In December 2016, Francois Jonker, the academic head of the Cape Town Creative Academy and an Associate at the Creative Leadership Consultancy and I decided to go on a learning adventure to Japan. We were interested in what sat at the edges of Leadership Development, what could spark a new body of work and learning in a space notoriously crowded and saturated. We set as our learning intention the discovery of experiences which could help organisations build a new body of practices which could help create more playful, purposeful and engaged teams and leaders. What emerged was an experience which has been both unforgettable and an important seeding process for The Creative Leadership Consultancy's latest body of work, The Smell of Bravery.
We discovered a 3 day immersive experience in Japanese Incense making, the first of its kind to be run in Japan. We worked with 3 Incense masters and a buddhist monk in Tokyo to understand and uncover the history of smell through the vehicle of Incense making. The Japanese Samurai were the first to mix ingredients which could evoke memory, bravery and identity when in battle. There are stories of Samurai wearing incense streaming from under their helmets as they went into battle.
I had the chance to talk with Drue Katoka at the Young Global Leaders' gathering in Buenos Aires, Argentina in April, an artist from a long line of Samurai, about the relationship between Smell, Bravery and what she called their constant vigilance in the face of Death at every moment of their being. It provided further fuel for what would birth the Smell of Bravery workshop we developed.
What excited me about exploring work in Smell was its incredible power to evoke memory and reconstruct identity. The first work I had ever done in a workshop space was around 1995 in maximum security prisons in Johannesburg. I used smell as a way of helping long-term and ex-deathrow prisoners from three places of maximum incarceration to re-imagine themselves and their identity but using a synesthetic process around sensemaking e.g. what is the taste of the shape, what is the colour of the sound, what is the texture of the smell.

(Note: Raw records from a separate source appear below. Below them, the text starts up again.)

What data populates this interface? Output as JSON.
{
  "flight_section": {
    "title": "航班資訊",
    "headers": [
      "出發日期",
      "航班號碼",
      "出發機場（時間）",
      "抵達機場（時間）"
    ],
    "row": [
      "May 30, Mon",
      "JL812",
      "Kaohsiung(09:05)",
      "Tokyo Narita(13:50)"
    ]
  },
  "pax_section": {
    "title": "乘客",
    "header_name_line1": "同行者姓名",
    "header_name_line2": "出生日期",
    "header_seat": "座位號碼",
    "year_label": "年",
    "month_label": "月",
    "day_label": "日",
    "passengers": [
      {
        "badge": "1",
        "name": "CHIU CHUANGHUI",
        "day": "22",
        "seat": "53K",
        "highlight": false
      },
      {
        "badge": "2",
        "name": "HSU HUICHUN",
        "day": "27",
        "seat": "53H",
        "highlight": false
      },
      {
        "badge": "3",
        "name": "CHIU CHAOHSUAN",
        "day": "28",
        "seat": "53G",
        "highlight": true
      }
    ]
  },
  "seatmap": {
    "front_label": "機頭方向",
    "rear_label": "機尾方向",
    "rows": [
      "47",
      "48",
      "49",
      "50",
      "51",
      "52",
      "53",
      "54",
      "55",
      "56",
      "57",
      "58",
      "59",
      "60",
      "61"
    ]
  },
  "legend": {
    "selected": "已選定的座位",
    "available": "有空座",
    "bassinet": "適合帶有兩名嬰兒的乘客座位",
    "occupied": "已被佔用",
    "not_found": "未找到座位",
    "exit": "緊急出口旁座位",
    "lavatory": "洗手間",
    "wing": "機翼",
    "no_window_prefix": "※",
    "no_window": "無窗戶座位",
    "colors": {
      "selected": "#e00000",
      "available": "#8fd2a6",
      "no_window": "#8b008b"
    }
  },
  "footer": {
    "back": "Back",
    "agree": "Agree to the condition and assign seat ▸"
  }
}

It was a powerful process, and one which made me understand the tremendous gift of our senses to galvanise change.
This coupled with work I had done on my return with the Sheet Street management team at Mr Price on Bravery as a leadership practice helped me understand the distinct and important difference between Courage and Bravery. Bravery builds Courage. One needs to understand the drivers of one's own Bravery before one can build Courage as a mindset. This is such an unbelievably important practice to understand and have as a leader. In a world where we are challenged daily to do the right thing, to show up in a way which demonstrates our own ethical and value driven leadership, Bravery is critical.
Bravery is a tool in your armoury that can help you be more confident and creative, to make smarter decisions and to be a better leader. Bravery is linked to integrity, influence and trust. As you gain a deeper connection with your own bravery so you are better able to express yourself and your purpose in life without the fear, judgement and cynicism that hold us back from following through.
The most serendipitous part of this entire adventure was that, on my return armed with a Japanese incense-making kit, I ran a Bravery through Incense workshop for one of my best friends, Francois Irvine as a birthday present. I noticed how the process helped him evoke memories of his beloved grandmother and how it genuinely sparked his Bravery. He spent many weeks after that experimenting with ingredients from our region and making some of the most incredible memory-invoking incense. I have never run open workshops. My work is with corporate groups. But this truly felt like an opportunity to make accessible to the wider public something so powerful and meaningful. As part of my own building of Bravery, I asked him whether he would design and run one with me. The Smell of Bravery was birthed.
Part of our interest in developing this body of work is to acknowledge and understand the multiple ways in which we learn and behave. Neurons fire in your head, your heart, your backbone, your hands and your gut. My work in Lego Serious Play has been an extraordinary site for understanding the hand intelligence we have - how our hands instinctively know before our heads when it comes to unconsciously deciding on which bricks to use. Similarly, there are processes that unlock the other intelligences which we have been exploring with this workshop. We have since the inception of the Smell of Bravery workshop collaborated with Jessica of Lady Bonin's tea to introduce heart intelligence, a tea ceremony using Genmaicha tea, the tea allegedly drunk by the Samurai before going into battle. Our latest collaboration for a process on 14th October in Cape Town is with Lauren Marsh of Aceso Fire Tonic around unlocking gut intelligence. For Bravery, you need a healthy gut and what Aceso fire tonic does is to build an actual gut army in your stomach. Your gut produces 95% of your serotonin and upwards of 50% of your dopamine. It provides the fire for sparking action.
There has been so much discussion and debate around how leadership interventions don't create the value they promise to generate. My sense, excuse the pun, is that what we are needing is a whole new way of working with ourselves, ones that use our full body for learning. This is one of those leadership interventions that unlocks that value, allows delegates to work with reframing their thinking and re-imagining their way of being in the world.
Elaine Rumboll is the Managing Director of the Creative Leadership Consultancy, a professor of Play at the Western Orthodox university and a seasoned Creative Leadership Development practitioner.